Robots v. “the Cogs”

A combination of human resources and automation manage business processes. A loan application, for instance, involves the submission of specified financial documents for analysis, a human-designed algorithm for the review of the data, and human beings to shepherd the process along. Healthcare is another large sector where human beings provide services and a far larger number of people handle paperwork with help from automation. In these and similar economic sectors, the potential for increased productivity and gains in efficiency in multi-stage workflows are currently driving a massive shift toward “robotic process automation” (RPA).

The RPA move to replace cognitive, thinking human beings (“cogs”) in complex multi-stage business processes with more automation means “sewing together” fully automated processes so they need less—and eventually no—human intervention between automated stages.

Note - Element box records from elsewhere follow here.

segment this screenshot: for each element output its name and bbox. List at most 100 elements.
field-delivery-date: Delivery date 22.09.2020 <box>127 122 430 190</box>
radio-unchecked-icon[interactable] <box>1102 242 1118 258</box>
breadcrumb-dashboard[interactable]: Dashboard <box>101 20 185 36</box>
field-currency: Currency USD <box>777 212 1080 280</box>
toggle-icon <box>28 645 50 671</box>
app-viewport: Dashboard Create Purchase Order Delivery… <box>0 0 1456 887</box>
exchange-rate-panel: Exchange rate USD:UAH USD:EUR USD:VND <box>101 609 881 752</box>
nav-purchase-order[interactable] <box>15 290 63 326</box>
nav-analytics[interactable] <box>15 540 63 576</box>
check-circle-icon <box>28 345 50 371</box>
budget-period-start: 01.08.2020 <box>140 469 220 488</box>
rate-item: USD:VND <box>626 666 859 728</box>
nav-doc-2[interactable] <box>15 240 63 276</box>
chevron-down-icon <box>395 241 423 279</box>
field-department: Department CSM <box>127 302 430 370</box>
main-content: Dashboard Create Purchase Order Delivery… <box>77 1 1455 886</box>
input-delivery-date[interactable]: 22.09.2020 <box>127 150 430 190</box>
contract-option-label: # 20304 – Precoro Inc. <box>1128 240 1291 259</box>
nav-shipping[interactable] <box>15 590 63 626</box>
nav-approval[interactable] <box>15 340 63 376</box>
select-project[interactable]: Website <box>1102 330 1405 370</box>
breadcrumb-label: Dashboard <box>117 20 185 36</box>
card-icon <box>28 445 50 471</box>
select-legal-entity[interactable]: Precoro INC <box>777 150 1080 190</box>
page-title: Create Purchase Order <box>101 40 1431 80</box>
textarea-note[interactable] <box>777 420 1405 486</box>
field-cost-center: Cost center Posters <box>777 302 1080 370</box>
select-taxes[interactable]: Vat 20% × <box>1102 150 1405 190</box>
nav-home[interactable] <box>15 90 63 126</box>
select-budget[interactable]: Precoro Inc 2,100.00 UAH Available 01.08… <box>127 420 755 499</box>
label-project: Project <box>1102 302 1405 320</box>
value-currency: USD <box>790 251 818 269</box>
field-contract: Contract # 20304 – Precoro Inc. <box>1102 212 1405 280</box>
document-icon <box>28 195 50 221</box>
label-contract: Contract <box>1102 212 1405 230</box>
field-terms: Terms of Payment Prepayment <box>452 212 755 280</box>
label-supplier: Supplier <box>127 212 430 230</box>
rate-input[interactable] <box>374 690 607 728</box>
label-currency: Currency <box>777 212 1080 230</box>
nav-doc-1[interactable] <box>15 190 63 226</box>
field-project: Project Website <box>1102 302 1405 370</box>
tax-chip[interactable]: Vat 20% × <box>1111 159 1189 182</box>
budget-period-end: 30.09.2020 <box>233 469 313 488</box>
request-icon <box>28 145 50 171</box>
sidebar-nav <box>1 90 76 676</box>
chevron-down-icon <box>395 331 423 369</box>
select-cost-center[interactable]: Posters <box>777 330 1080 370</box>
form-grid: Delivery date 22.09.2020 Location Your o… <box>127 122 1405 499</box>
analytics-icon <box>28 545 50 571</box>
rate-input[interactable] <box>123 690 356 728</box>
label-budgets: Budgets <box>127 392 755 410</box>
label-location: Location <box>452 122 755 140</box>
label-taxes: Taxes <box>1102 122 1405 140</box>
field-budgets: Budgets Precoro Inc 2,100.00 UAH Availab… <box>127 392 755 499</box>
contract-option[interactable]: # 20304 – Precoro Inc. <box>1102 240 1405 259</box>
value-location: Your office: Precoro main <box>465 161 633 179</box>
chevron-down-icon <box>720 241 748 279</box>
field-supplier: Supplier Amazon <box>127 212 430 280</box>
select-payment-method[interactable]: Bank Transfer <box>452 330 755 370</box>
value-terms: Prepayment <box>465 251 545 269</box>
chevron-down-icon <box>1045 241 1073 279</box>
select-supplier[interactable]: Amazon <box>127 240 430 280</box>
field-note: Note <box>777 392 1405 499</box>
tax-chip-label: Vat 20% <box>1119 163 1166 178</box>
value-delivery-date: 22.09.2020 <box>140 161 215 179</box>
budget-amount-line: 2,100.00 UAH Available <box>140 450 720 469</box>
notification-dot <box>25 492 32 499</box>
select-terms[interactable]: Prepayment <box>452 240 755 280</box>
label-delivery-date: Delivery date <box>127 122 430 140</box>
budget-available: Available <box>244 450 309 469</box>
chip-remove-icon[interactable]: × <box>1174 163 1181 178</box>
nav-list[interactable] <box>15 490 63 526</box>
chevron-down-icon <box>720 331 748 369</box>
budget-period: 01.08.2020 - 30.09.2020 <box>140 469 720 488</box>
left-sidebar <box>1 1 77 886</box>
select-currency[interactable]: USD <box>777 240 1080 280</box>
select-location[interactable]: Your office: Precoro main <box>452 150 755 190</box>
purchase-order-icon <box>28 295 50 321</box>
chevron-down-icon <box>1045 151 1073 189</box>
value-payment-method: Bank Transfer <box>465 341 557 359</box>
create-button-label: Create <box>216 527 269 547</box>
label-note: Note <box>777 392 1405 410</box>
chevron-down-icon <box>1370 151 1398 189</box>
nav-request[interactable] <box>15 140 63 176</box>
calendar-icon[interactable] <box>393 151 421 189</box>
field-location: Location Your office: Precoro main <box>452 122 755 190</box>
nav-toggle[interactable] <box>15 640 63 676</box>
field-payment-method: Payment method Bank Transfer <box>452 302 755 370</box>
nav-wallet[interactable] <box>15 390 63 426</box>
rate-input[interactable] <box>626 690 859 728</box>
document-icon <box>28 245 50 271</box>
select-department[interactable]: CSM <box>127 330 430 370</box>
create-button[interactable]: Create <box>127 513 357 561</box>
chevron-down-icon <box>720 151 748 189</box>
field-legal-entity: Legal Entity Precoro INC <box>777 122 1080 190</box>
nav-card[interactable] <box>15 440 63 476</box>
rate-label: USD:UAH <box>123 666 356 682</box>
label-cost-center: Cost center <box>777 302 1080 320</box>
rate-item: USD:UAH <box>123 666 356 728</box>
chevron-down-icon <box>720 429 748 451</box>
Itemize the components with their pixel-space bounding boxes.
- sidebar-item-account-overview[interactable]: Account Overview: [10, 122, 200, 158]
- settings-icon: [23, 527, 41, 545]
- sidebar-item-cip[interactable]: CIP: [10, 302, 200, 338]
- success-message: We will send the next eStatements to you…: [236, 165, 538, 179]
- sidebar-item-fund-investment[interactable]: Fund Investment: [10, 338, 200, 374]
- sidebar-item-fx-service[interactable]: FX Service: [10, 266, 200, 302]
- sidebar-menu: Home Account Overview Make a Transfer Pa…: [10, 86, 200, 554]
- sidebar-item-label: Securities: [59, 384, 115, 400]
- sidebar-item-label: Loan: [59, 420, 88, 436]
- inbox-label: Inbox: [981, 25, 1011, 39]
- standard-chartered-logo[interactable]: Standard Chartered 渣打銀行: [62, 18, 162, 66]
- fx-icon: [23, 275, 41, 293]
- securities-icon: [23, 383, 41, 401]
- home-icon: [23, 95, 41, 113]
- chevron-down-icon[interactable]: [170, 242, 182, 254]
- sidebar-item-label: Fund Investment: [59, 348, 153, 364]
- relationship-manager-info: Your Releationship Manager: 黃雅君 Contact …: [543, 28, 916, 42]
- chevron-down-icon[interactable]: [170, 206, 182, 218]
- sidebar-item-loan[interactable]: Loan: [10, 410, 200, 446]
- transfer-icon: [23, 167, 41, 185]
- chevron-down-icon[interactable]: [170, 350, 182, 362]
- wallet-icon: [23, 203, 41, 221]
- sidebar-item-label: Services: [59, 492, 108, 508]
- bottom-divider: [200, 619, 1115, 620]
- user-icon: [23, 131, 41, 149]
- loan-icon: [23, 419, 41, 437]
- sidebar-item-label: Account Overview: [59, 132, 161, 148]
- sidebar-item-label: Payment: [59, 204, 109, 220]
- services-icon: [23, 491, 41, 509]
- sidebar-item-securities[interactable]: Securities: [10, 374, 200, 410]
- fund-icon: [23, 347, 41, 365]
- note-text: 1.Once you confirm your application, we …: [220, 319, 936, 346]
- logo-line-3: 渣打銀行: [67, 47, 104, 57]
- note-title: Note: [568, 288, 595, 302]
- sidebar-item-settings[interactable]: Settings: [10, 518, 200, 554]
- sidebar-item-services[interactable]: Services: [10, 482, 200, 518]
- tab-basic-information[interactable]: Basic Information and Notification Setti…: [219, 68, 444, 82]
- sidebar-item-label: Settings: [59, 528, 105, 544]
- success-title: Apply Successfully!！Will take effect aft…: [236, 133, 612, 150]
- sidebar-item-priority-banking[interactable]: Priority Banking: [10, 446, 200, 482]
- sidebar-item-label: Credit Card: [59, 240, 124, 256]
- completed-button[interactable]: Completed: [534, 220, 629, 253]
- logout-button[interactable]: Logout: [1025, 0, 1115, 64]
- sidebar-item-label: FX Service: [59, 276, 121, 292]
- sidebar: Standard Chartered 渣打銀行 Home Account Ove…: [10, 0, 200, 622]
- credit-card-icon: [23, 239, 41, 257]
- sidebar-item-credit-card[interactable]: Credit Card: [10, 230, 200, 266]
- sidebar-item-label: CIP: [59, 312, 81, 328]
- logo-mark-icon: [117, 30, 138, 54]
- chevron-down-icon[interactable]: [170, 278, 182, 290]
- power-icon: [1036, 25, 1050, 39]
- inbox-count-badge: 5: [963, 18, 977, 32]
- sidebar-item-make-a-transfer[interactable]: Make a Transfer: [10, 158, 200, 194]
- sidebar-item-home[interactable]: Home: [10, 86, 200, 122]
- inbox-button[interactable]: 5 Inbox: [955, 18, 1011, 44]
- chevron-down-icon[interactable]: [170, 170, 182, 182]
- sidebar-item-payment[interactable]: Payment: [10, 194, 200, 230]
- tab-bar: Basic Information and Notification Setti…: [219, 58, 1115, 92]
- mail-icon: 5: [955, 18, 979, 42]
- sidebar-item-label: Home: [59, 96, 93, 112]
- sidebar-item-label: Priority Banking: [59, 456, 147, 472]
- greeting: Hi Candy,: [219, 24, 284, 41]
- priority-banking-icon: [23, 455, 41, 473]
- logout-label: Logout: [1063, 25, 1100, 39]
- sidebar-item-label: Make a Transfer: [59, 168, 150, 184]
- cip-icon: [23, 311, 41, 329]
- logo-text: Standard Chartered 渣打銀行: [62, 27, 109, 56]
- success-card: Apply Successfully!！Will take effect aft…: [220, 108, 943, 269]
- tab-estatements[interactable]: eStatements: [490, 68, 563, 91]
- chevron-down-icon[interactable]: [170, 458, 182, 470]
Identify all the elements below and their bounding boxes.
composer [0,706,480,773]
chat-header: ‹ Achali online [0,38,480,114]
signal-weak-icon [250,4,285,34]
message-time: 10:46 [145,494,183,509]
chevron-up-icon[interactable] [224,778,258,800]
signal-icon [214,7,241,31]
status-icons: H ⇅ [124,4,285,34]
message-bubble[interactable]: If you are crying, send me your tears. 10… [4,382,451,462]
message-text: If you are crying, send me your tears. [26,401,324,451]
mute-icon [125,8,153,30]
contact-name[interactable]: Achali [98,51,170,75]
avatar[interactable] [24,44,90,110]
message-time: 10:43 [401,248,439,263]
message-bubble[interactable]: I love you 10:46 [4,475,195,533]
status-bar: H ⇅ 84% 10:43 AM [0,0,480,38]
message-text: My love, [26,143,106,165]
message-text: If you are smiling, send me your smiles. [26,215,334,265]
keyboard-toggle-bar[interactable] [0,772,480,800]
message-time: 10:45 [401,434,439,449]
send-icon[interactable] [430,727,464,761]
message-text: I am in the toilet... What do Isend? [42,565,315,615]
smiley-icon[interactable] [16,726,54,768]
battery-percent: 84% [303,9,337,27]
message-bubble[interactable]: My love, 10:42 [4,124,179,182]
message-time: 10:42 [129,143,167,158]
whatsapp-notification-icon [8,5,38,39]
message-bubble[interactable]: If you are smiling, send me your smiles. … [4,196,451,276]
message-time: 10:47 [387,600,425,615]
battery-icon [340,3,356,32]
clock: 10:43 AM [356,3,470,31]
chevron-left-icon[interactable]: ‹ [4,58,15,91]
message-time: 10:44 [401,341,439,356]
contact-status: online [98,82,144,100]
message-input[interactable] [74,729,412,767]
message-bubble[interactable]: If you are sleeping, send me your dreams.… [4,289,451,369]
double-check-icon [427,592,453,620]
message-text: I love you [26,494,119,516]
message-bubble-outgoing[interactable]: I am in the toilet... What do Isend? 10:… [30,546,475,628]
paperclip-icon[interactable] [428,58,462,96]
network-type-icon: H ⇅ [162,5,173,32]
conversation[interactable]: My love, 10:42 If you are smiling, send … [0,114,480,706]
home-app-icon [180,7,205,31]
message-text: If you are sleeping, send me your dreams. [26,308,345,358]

The advantages that the “software robots” bring are many:

  • Shorter process cycles
  • Decreased (expensive) human labor required
  • Improved data accuracy
  • Rich data audit trails

How big of a trend is this? Well, an Oxford University study predicts the automation of 35% of all jobs in the UK by 2035. And if you think that’s an anomaly, then you should read last year’s World Economic Forum “Future of Jobs” report. It estimates the loss of 5.1 million jobs to labor market disruption from 2015–2020 in the countries covered by the report.

The RPA revolution will probably follow the same path as most other significant innovations: initial resistance, followed by reluctant acceptance. Once a few firms have made the leap and can outperform competitors that have not automated as much, RPA’s incorporation into the core business processes of entire industry sectors is assured. Sales, insurance, and especially customer service are areas most likely to feel the effects of RPA in the near term.

RPA will hit a wall when systems need the kinds of cognitive reasoning and judgment calls only humans can now make. Computers can’t perform quality assurance on themselves, for example, and algorithmically driven processes will always require humans to ensure continuous improvement. The type of human resources needed to fine-tune workflows, however, are not necessarily IT specialists. The software platforms these processes run on, like the current crowdsourcing work management environments, use visual drag-and-drop tools to connect automated routines. Process engineers can manage them without the assistance of coders.

So, the future of millions of humans rests not with the mechanical wonders of our imagination like C-3PO, R2-D2, or K-2SO, but with those folks tasked with re-engineering the processes that underlie our economy.